An hour later Kevin sat alone in the center of the empty stage. The shouts of a late-evening soccer game under the Marymoor Park lights floated toward him from a half mile away. And the shouts of the crowd at the concert still echoed through his head. Cheering for him. Loving his music. His dream had come alive.
Holding the case his bass rested in with both hands, Anthony bounced over to Kevin. “Congratulations, K2. I knew you could do it. The band knew you could do it. Most of all Brandon knew you could.
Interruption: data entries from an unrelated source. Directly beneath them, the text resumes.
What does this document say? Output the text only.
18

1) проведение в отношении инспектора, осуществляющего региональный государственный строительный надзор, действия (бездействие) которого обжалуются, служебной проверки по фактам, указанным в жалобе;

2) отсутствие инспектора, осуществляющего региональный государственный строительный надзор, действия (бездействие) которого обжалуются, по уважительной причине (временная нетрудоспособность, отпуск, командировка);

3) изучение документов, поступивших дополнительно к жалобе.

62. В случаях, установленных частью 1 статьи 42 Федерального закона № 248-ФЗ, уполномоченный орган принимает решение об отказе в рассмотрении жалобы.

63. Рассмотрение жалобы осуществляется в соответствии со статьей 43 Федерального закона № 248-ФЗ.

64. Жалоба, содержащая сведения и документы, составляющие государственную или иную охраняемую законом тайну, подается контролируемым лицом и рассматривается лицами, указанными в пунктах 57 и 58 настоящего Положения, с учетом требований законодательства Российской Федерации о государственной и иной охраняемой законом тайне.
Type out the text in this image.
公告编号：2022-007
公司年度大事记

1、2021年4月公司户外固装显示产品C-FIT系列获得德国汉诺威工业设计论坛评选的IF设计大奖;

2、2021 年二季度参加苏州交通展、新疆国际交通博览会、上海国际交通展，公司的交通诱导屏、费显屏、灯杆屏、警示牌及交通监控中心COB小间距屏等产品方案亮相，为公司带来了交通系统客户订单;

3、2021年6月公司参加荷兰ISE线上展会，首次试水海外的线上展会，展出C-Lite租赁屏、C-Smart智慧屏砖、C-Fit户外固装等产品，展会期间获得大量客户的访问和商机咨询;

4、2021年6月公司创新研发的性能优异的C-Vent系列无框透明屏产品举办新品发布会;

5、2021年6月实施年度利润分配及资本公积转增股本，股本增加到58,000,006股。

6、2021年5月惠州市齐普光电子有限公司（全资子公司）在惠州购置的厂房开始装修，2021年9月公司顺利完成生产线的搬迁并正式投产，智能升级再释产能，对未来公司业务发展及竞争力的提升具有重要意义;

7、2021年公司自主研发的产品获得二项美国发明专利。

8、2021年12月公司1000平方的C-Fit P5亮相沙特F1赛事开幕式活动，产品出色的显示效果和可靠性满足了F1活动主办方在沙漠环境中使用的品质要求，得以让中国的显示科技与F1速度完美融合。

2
Well done.”
“Thanks.” Kevin gazed over the matted grass again, and an image of the crowd again filled his mind.
“How are you going to juggle being a rising star and being Brandon’s manager slash agent at the same time?”
A surge of adrenaline filled him, but he shoved the emotion down. “Easy. This was a one-time thing—my hobby getting a few moments in the sun. Managing Brandon is my true calling.”
“Do you practice that insipid line every day?”
Kevin turned to Anthony and stared at the bass player’s grin. As he did, an impression formed in Kevin’s mind. Anthony was right. He wouldn’t be going back. His days were on the verge of change. He’d just hopped on a sixty-foot wave and his surfboard was pointed straight down—he was about to go on the ride of his life.